Opdracht 2: Geometrische en organische vormen

De geschiedenis

Geometrische vormen zijn alle vormen, die je met behulp van passer en liniaal kunt construeren, zoals het vierkant (de rechthoek), de driehoek en de cirkel.

Geometrische vormen zijn vooral in de architectuur altijd veel toegepast en dat is heel verklaarbaar: ten eerste zijn ze goed berekenbaar en ten tweede moeten ruimtes en verdiepingen op elkaar aansluiten en dat gaat nu eenmaal het gemakkelijkst met geometrische vormen.

Geometrische vormen zijn berekende en controleerbare vormen en daarom werden ze door deze architecten verkozen boven niet-geometrische; bij een goed evenwicht tussen de praktische functies van een gebouw en de toegepaste (geometrische) vormen moest vanzelf een schoonheid ontstaan, die geen versieringen meer nodig had behalve eventueel kleur.

Sommige gebruiksvoorwerpen hebben al sinds mensenheugenis voornamelijk geometrische vormen: tafels b.v. (vierkant, rechthoekig of rond) en borden (rond).
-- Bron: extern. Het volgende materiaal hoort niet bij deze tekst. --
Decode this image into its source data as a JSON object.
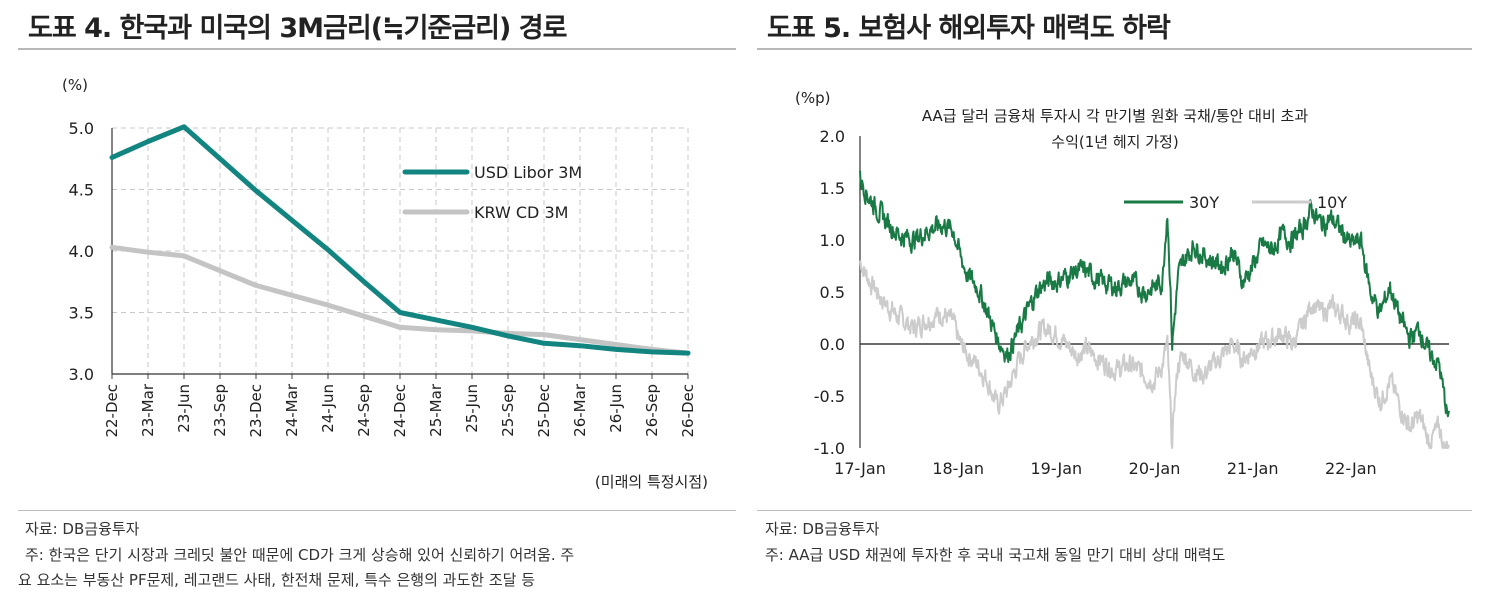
{
  "left": {
    "title": "도표 4. 한국과 미국의 3M금리(≒기준금리) 경로",
    "source": "자료: DB금융투자",
    "note_line1": "주: 한국은 단기 시장과 크레딧 불안 때문에 CD가 크게 상승해 있어 신뢰하기 어려움. 주",
    "note_line2": "요 요소는 부동산 PF문제, 레고랜드 사태, 한전채 문제, 특수 은행의 과도한 조달 등"
  },
  "right": {
    "title": "도표 5. 보험사 해외투자 매력도 하락",
    "source": "자료: DB금융투자",
    "note": "주: AA급 USD 채권에 투자한 후 국내 국고채 동일 만기 대비 상대 매력도"
  },
  "chart_data": [
    {
      "type": "line",
      "title": "",
      "ylabel": "(%)",
      "xlabel": "(미래의 특정시점)",
      "ylim": [
        3.0,
        5.0
      ],
      "yticks": [
        "5.0",
        "4.5",
        "4.0",
        "3.5",
        "3.0"
      ],
      "grid": true,
      "legend_position": "top-right",
      "categories": [
        "22-Dec",
        "23-Mar",
        "23-Jun",
        "23-Sep",
        "23-Dec",
        "24-Mar",
        "24-Jun",
        "24-Sep",
        "24-Dec",
        "25-Mar",
        "25-Jun",
        "25-Sep",
        "25-Dec",
        "26-Mar",
        "26-Jun",
        "26-Sep",
        "26-Dec"
      ],
      "series": [
        {
          "name": "USD Libor 3M",
          "color": "#138580",
          "values": [
            4.76,
            4.89,
            5.01,
            4.75,
            4.49,
            4.25,
            4.01,
            3.75,
            3.5,
            3.44,
            3.38,
            3.31,
            3.25,
            3.23,
            3.2,
            3.18,
            3.17
          ]
        },
        {
          "name": "KRW CD 3M",
          "color": "#c4c4c4",
          "values": [
            4.03,
            3.99,
            3.96,
            3.84,
            3.72,
            3.64,
            3.56,
            3.47,
            3.38,
            3.36,
            3.35,
            3.33,
            3.32,
            3.28,
            3.24,
            3.2,
            3.17
          ]
        }
      ]
    },
    {
      "type": "line",
      "title": "AA급 달러 금융채 투자시 각 만기별 원화 국채/통안 대비 초과",
      "subtitle": "수익(1년 헤지 가정)",
      "ylabel": "(%p)",
      "ylim": [
        -1.0,
        2.0
      ],
      "yticks": [
        "2.0",
        "1.5",
        "1.0",
        "0.5",
        "0.0",
        "-0.5",
        "-1.0"
      ],
      "xticks": [
        "17-Jan",
        "18-Jan",
        "19-Jan",
        "20-Jan",
        "21-Jan",
        "22-Jan"
      ],
      "xlim_years": [
        2017.0,
        2023.0
      ],
      "legend_position": "top-right",
      "series": [
        {
          "name": "30Y",
          "color": "#1a7a45",
          "x": [
            2017.0,
            2017.1,
            2017.25,
            2017.4,
            2017.55,
            2017.7,
            2017.85,
            2017.95,
            2018.02,
            2018.1,
            2018.2,
            2018.3,
            2018.4,
            2018.5,
            2018.6,
            2018.7,
            2018.8,
            2018.9,
            2019.0,
            2019.1,
            2019.2,
            2019.3,
            2019.45,
            2019.6,
            2019.75,
            2019.9,
            2020.0,
            2020.08,
            2020.13,
            2020.16,
            2020.18,
            2020.2,
            2020.24,
            2020.3,
            2020.4,
            2020.5,
            2020.6,
            2020.7,
            2020.8,
            2020.9,
            2021.0,
            2021.1,
            2021.2,
            2021.3,
            2021.4,
            2021.5,
            2021.6,
            2021.7,
            2021.8,
            2021.9,
            2022.0,
            2022.1,
            2022.2,
            2022.3,
            2022.4,
            2022.5,
            2022.6,
            2022.7,
            2022.8,
            2022.9,
            2022.95,
            2023.0
          ],
          "y": [
            1.6,
            1.4,
            1.2,
            1.05,
            1.0,
            1.1,
            1.15,
            1.1,
            0.85,
            0.65,
            0.55,
            0.3,
            0.05,
            -0.1,
            0.1,
            0.3,
            0.5,
            0.6,
            0.6,
            0.65,
            0.7,
            0.7,
            0.6,
            0.55,
            0.6,
            0.5,
            0.55,
            0.6,
            1.3,
            0.6,
            0.0,
            0.2,
            0.65,
            0.8,
            0.95,
            0.85,
            0.8,
            0.75,
            0.9,
            0.6,
            0.75,
            0.95,
            0.9,
            1.05,
            1.0,
            1.1,
            1.3,
            1.15,
            1.2,
            1.1,
            0.95,
            1.0,
            0.5,
            0.3,
            0.55,
            0.25,
            0.05,
            0.15,
            -0.1,
            -0.2,
            -0.5,
            -0.75
          ]
        },
        {
          "name": "10Y",
          "color": "#cccccc",
          "x": [
            2017.0,
            2017.1,
            2017.25,
            2017.4,
            2017.55,
            2017.7,
            2017.85,
            2017.95,
            2018.02,
            2018.1,
            2018.2,
            2018.3,
            2018.4,
            2018.5,
            2018.6,
            2018.7,
            2018.8,
            2018.9,
            2019.0,
            2019.1,
            2019.2,
            2019.3,
            2019.45,
            2019.6,
            2019.75,
            2019.9,
            2020.0,
            2020.08,
            2020.13,
            2020.16,
            2020.18,
            2020.2,
            2020.24,
            2020.3,
            2020.4,
            2020.5,
            2020.6,
            2020.7,
            2020.8,
            2020.9,
            2021.0,
            2021.1,
            2021.2,
            2021.3,
            2021.4,
            2021.5,
            2021.6,
            2021.7,
            2021.8,
            2021.9,
            2022.0,
            2022.1,
            2022.2,
            2022.3,
            2022.4,
            2022.5,
            2022.6,
            2022.7,
            2022.8,
            2022.9,
            2022.95,
            2023.0
          ],
          "y": [
            0.8,
            0.6,
            0.4,
            0.25,
            0.15,
            0.25,
            0.3,
            0.2,
            0.0,
            -0.1,
            -0.2,
            -0.35,
            -0.6,
            -0.45,
            -0.2,
            0.0,
            0.1,
            0.15,
            0.1,
            0.0,
            -0.1,
            -0.05,
            -0.15,
            -0.25,
            -0.2,
            -0.3,
            -0.35,
            -0.2,
            0.0,
            -0.6,
            -1.0,
            -0.6,
            -0.2,
            -0.1,
            -0.25,
            -0.3,
            -0.2,
            -0.1,
            0.0,
            -0.15,
            -0.05,
            0.0,
            0.05,
            0.1,
            0.0,
            0.15,
            0.4,
            0.3,
            0.35,
            0.3,
            0.2,
            0.2,
            -0.3,
            -0.55,
            -0.35,
            -0.6,
            -0.8,
            -0.7,
            -0.95,
            -0.8,
            -1.0,
            -0.95
          ]
        }
      ]
    }
  ]
}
Geometrische abstractie is abstracte kunst met geometrische vormen. Een geometrische vorm is een meetkundige vorm, zoals een rechthoekvierkant of driehoek. Een gesloten vorm is een dichte vorm zonder gaten of openingen. Het is het tegenovergestelde van een open vorm, een lijn.

Abstracte kunst was in veel godsdiensten een noodzaak, omdat het afbeelden van concrete (echte) zaken streng verboden was om de terugval naar de verafgoding van mensen, dieren of hemellichamen te voorkomen.

Geometrische vormen komen in de natuur weinig voor, b.v. in kristallen; alleen de cirkel (bolvorm) kan direct herinneringen aan natuurlijke zaken oproepen: aan vruchten, de zon e.d..

In landschappen zijn menselijke ingrepen direct te herkennen door "onnatuurlijke" rechte lijnen: rechthoekige velden, wegen, kanalen en ga zo maar door. Dit is belangrijk voor de gevoelswaarde van geometrische vormen.

De geometrie (wiskunde) is een product van menselijk denken en dus ook van het menselijk kunnen. Als zodanig kunnen geometrische vormen de overwinning van de mens op de natuur uitdrukken.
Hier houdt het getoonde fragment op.